Alvarez continues, “But on this particular night, which was March 30, 2011, I had an encounter. It was beyond anything I can explain.”
“I was highly addicted to methamphetamines. I used to stay up 18 days at a time. I needed it to even function,” Alvarez describes his state of mind going into church that night. For years, he had been cycling in and out of partying until he crashed. And he would spend days hiding in embarrassment after his long drug episodes.
“I’d stay home by myself, my bullet proof vest on, gun on the table, just sitting there thinking about life. I would always reflect back to seventh and eighth grade and think ‘Maybe if [I] could’ve just made a different decision.’ I would go back through the past and all the things I could’ve maybe changed and the different direction I could’ve taken. But I chose this,” he says. “Then I’d get up, shower up, throw on my shades, my loafers and my watches, and all my chains, and then turn my phone back on and get right back out there.”
That rainy March night, Alvarez says he heard those same what-if conversations he’d been having with himself come out of the pastor’s mouth in detail. “It blew my mind. In the world I was living in there’s a lot of paranoia. I wondered if someone had videotaped me,” he said.
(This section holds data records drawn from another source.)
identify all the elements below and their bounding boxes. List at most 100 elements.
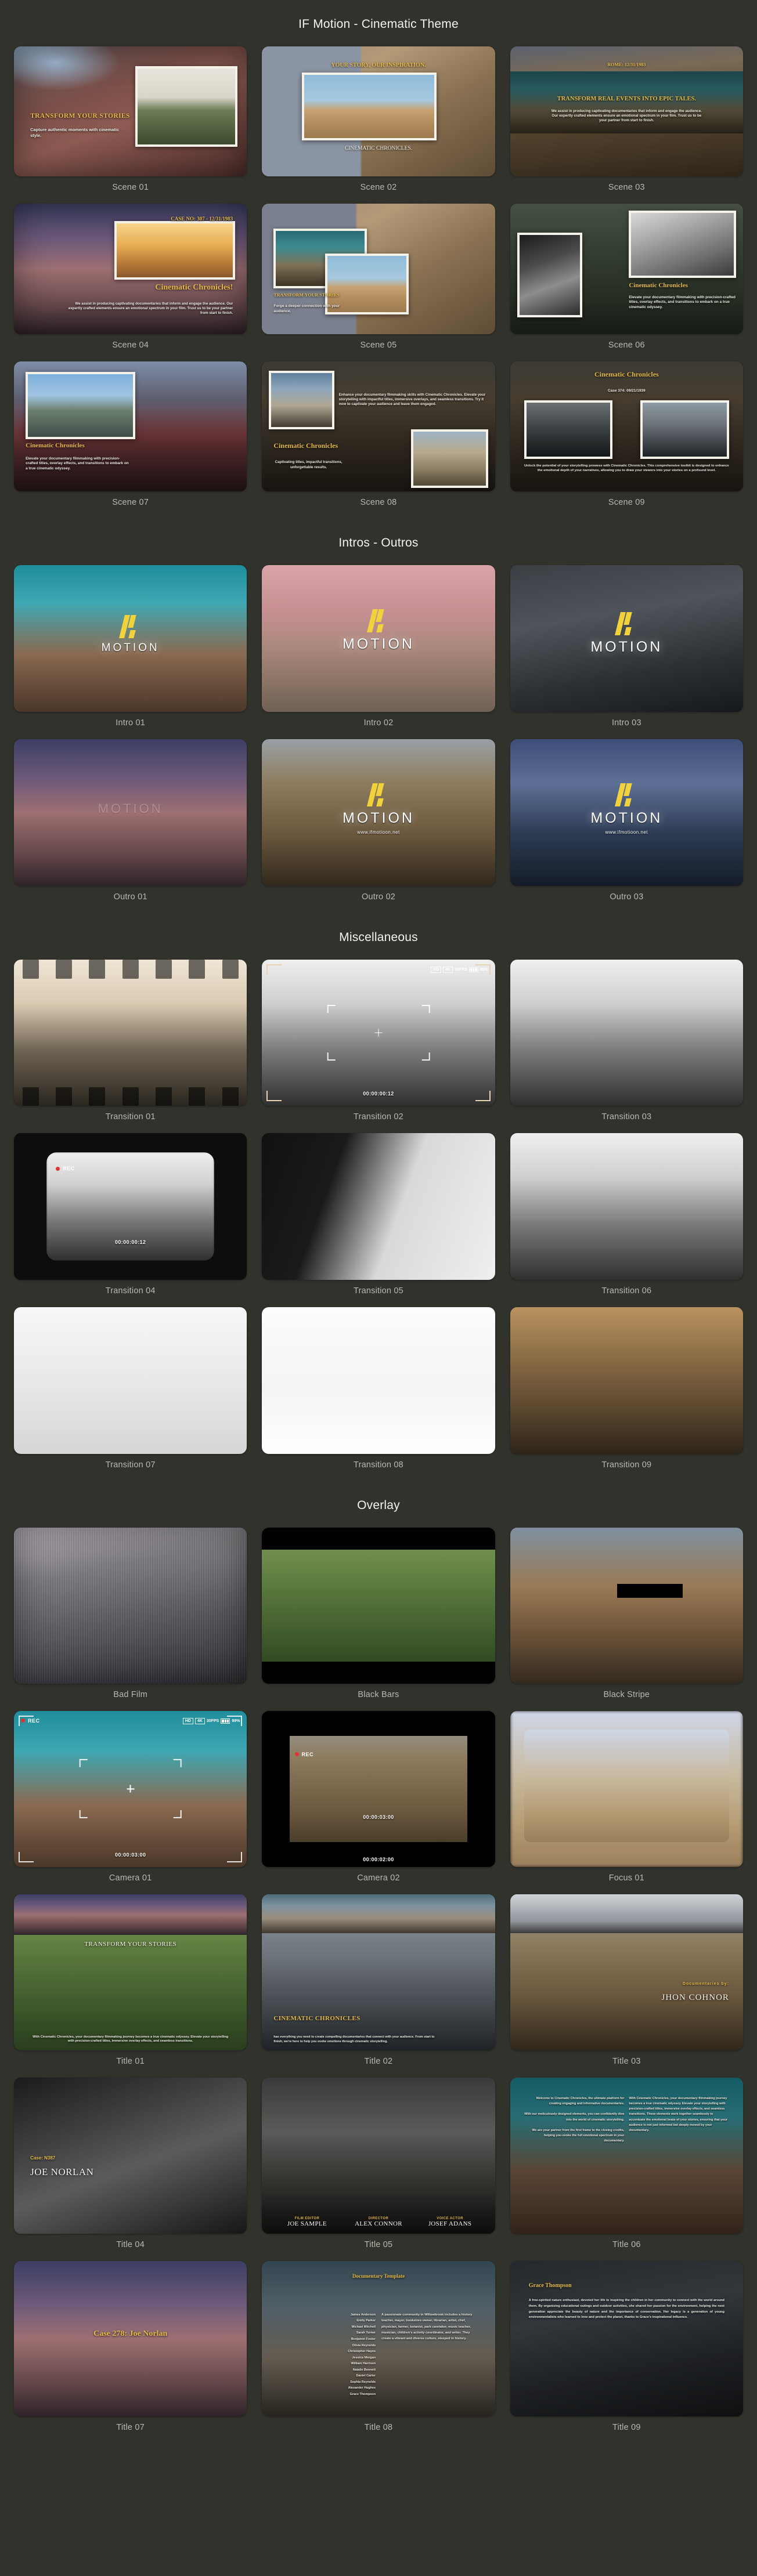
thumbnail-bad-film[interactable] (14, 1527, 247, 1684)
thumbnail-caption: Scene 08 (360, 498, 397, 508)
thumbnail-outro-01[interactable]: MOTION (14, 739, 247, 886)
thumbnail-title-06[interactable]: Welcome to Cinematic Chronicles, the ult… (510, 2077, 743, 2234)
rec-indicator: REC (56, 1166, 75, 1171)
grid-cell[interactable]: REC 00:00:00:12 Transition 04 (14, 1133, 247, 1307)
thumbnail-caption: Title 09 (612, 2423, 641, 2433)
scene-headline: TRANSFORM YOUR STORIES (273, 292, 340, 298)
grid-cell[interactable]: Transition 07 (14, 1307, 247, 1481)
thumbnail-title-05[interactable]: FILM EDITOR JOE SAMPLE DIRECTOR ALEX CON… (262, 2077, 495, 2234)
grid-cell[interactable]: Transition 08 (262, 1307, 495, 1481)
motion-logo: MOTION www.ifmotioon.net (510, 783, 743, 835)
grid-cell[interactable]: Case 278: Joe Norlan Title 07 (14, 2260, 247, 2444)
motion-logo: MOTION (14, 615, 247, 654)
rec-indicator: REC (21, 1718, 40, 1724)
thumbnail-intro-03[interactable]: MOTION (510, 565, 743, 712)
thumbnail-title-08[interactable]: Documentary Template James Anderson Emily… (262, 2260, 495, 2417)
grid-cell[interactable]: REC 00:00:03:00 00:00:02:00 Camera 02 (262, 1710, 495, 1894)
thumbnail-transition-07[interactable] (14, 1307, 247, 1454)
grid-cell[interactable]: Transition 05 (262, 1133, 495, 1307)
thumbnail-transition-05[interactable] (262, 1133, 495, 1280)
grid-cell[interactable]: MOTION Outro 01 (14, 739, 247, 913)
thumbnail-transition-03[interactable] (510, 959, 743, 1106)
section-title: Miscellaneous (339, 930, 418, 944)
thumbnail-caption: Transition 07 (105, 1460, 156, 1470)
credit-name: JOE SAMPLE (287, 2220, 327, 2227)
thumbnail-transition-09[interactable] (510, 1307, 743, 1454)
thumbnail-title-02[interactable]: CINEMATIC CHRONICLES has everything you … (262, 1894, 495, 2050)
grid-cell[interactable]: FILM EDITOR JOE SAMPLE DIRECTOR ALEX CON… (262, 2077, 495, 2261)
thumbnail-scene-04[interactable]: Cinematic Chronicles! We assist in produ… (14, 204, 247, 334)
grid-cell[interactable]: Case: N387 JOE NORLAN Title 04 (14, 2077, 247, 2261)
grid-cell[interactable]: Grace Thompson A free-spirited nature en… (510, 2260, 743, 2444)
grid-cell[interactable]: MOTION Intro 01 (14, 565, 247, 739)
grid-cell[interactable]: Documentary Template James Anderson Emily… (262, 2260, 495, 2444)
thumbnail-scene-08[interactable]: Enhance your documentary filmmaking skil… (262, 361, 495, 492)
grid-cell[interactable]: MOTION Intro 02 (262, 565, 495, 739)
thumbnail-title-04[interactable]: Case: N387 JOE NORLAN (14, 2077, 247, 2234)
grid-cell[interactable]: Black Stripe (510, 1527, 743, 1711)
thumbnail-scene-01[interactable]: TRANSFORM YOUR STORIES Capture authentic… (14, 46, 247, 177)
thumbnail-outro-02[interactable]: MOTION www.ifmotioon.net (262, 739, 495, 886)
grid-cell[interactable]: Black Bars (262, 1527, 495, 1711)
grid-cell[interactable]: Cinematic Chronicles Elevate your docume… (14, 361, 247, 519)
thumbnail-focus-01[interactable] (510, 1710, 743, 1867)
scene-headline: YOUR STORY, OUR INSPIRATION. (331, 61, 426, 68)
grid-cell[interactable]: Enhance your documentary filmmaking skil… (262, 361, 495, 519)
title-eyebrow: Case: N387 (30, 2155, 56, 2161)
grid-cell[interactable]: TRANSFORM YOUR STORIES Capture authentic… (14, 46, 247, 204)
grid-cell[interactable]: HD 4K 30FPS 99% 00:00:00:12 Transition 0… (262, 959, 495, 1134)
grid-cell[interactable]: Focus 01 (510, 1710, 743, 1894)
thumbnail-caption: Transition 08 (354, 1460, 403, 1470)
grid-cell[interactable]: Cinematic Chronicles Elevate your docume… (510, 204, 743, 361)
grid-cell[interactable]: MOTION www.ifmotioon.net Outro 03 (510, 739, 743, 913)
grid-cell[interactable]: Welcome to Cinematic Chronicles, the ult… (510, 2077, 743, 2261)
title-headline: Grace Thompson (528, 2282, 572, 2289)
grid-cell[interactable]: Bad Film (14, 1527, 247, 1711)
thumbnail-transition-01[interactable] (14, 959, 247, 1106)
grid-cell[interactable]: Cinematic Chronicles Case 374: 09/21/193… (510, 361, 743, 519)
scene-body: Captivating titles, impactful transition… (275, 460, 343, 469)
thumbnail-outro-03[interactable]: MOTION www.ifmotioon.net (510, 739, 743, 886)
grid-cell[interactable]: Transition 06 (510, 1133, 743, 1307)
grid-cell[interactable]: Transition 01 (14, 959, 247, 1134)
grid-cell[interactable]: Documentaries by: JHON COHNOR Title 03 (510, 1894, 743, 2078)
thumbnail-scene-05[interactable]: TRANSFORM YOUR STORIES Forge a deeper co… (262, 204, 495, 334)
thumbnail-black-bars[interactable] (262, 1527, 495, 1684)
thumbnail-camera-01[interactable]: REC HD 4K 30FPS 99% 00:00:03:00 (14, 1710, 247, 1867)
grid-cell[interactable]: CINEMATIC CHRONICLES has everything you … (262, 1894, 495, 2078)
thumbnail-scene-06[interactable]: Cinematic Chronicles Elevate your docume… (510, 204, 743, 334)
grid-cell[interactable]: Cinematic Chronicles! We assist in produ… (14, 204, 247, 361)
thumbnail-intro-01[interactable]: MOTION (14, 565, 247, 712)
thumbnail-title-07[interactable]: Case 278: Joe Norlan (14, 2260, 247, 2417)
thumbnail-title-09[interactable]: Grace Thompson A free-spirited nature en… (510, 2260, 743, 2417)
grid-cell[interactable]: Transition 09 (510, 1307, 743, 1481)
timecode: 00:00:03:00 (114, 1851, 146, 1858)
thumbnail-grid: TRANSFORM YOUR STORIES Capture authentic… (0, 46, 757, 519)
grid-cell[interactable]: Transition 03 (510, 959, 743, 1134)
thumbnail-intro-02[interactable]: MOTION (262, 565, 495, 712)
thumbnail-caption: Title 03 (612, 2056, 641, 2066)
thumbnail-scene-03[interactable]: ROME: 12/31/1983 TRANSFORM REAL EVENTS I… (510, 46, 743, 177)
thumbnail-black-stripe[interactable] (510, 1527, 743, 1684)
grid-cell[interactable]: YOUR STORY, OUR INSPIRATION. CINEMATIC C… (262, 46, 495, 204)
thumbnail-title-01[interactable]: TRANSFORM YOUR STORIES With Cinematic Ch… (14, 1894, 247, 2050)
timecode: 00:00:00:12 (114, 1239, 146, 1245)
grid-cell[interactable]: MOTION www.ifmotioon.net Outro 02 (262, 739, 495, 913)
thumbnail-scene-07[interactable]: Cinematic Chronicles Elevate your docume… (14, 361, 247, 492)
thumbnail-transition-08[interactable] (262, 1307, 495, 1454)
grid-cell[interactable]: TRANSFORM YOUR STORIES Forge a deeper co… (262, 204, 495, 361)
thumbnail-title-03[interactable]: Documentaries by: JHON COHNOR (510, 1894, 743, 2050)
thumbnail-camera-02[interactable]: REC 00:00:03:00 00:00:02:00 (262, 1710, 495, 1867)
grid-cell[interactable]: MOTION Intro 03 (510, 565, 743, 739)
grid-cell[interactable]: REC HD 4K 30FPS 99% 00:00:03:00 Camera 0… (14, 1710, 247, 1894)
thumbnail-scene-09[interactable]: Cinematic Chronicles Case 374: 09/21/193… (510, 361, 743, 492)
thumbnail-scene-02[interactable]: YOUR STORY, OUR INSPIRATION. CINEMATIC C… (262, 46, 495, 177)
film-perforations-icon (14, 1087, 247, 1106)
logo-wordmark: MOTION (590, 809, 663, 826)
title-name-item: William Harrison (351, 2362, 376, 2366)
thumbnail-transition-04[interactable]: REC 00:00:00:12 (14, 1133, 247, 1280)
grid-cell[interactable]: TRANSFORM YOUR STORIES With Cinematic Ch… (14, 1894, 247, 2078)
thumbnail-transition-06[interactable] (510, 1133, 743, 1280)
grid-cell[interactable]: ROME: 12/31/1983 TRANSFORM REAL EVENTS I… (510, 46, 743, 204)
thumbnail-transition-02[interactable]: HD 4K 30FPS 99% 00:00:00:12 (262, 959, 495, 1106)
He heard other voices too. One that told him to “come and give your life to me” and another that told him to leave, “Go get high. Go make your money.”
He wavered back and forth but turned toward the voice that asked him to give it all up. He found himself on his knees at the altar, interrupting the service as he rocked and cried. “You have to understand, the person I was didn’t have room for tears,” Alvarez explains. “Half of the guys doing the things I was, do it because they don’t want to have emotions, they don’t want to show tears, or the hurt and the pain that got them to where they are.”
Alvarez says he saw the scenes of his life flash before his eyes, and for the first time he felt guilt and shame for the violence he did and his disregard of others. With each scene and each shout of “I’m sorry!” he said he felt like heavy chains were being removed.
“Here’s the kicker, when I went home that night I had some of the best sleep I had ever had,” Alvarez says. “And as much as I used to use drugs, you just don’t wake up one day and say I’m done. But when I woke up the next morning, I woke up like I had never taken drugs. I realized I could taste again. It was amazing to sense life again … So I’ve been working ever since for the glory of God.”
Alvarez says his circumstances didn’t just get better overnight, but he did ditch his guns and drugs and gang affiliations immediately. He started going to church, working minimum-wage jobs and telling anyone who would listen about his change of heart. He got better jobs through connections at church and his criminal record was eventually expunged.
“I was going out on the streets and talking with people and trying to help them find jobs and to stop the violence,” says Alvarez, who is grateful to Mike DeJuarez, executive director of the Central Valley’s Helping Other People Evolve Coalition, for providing him more formal opportunities for doing the same kind of outreach. “I became part of the HOPE Coalition and the Restore Project and then the grant came through for Community Regional, and I was asked to be part of their efforts.”
Now he tells this story to patients and victims of violence. “So much has happened in a 10-year span,” Alvarez says. “I was living that life not knowing if I was going to end up in prison or dead. My old friends laughed at first when I told them I was done. I knew if I could be delivered like that and wake up feeling like a new person, it was a chance at a new beginning.”
He’s reaching out to offer others that same kind of new beginning.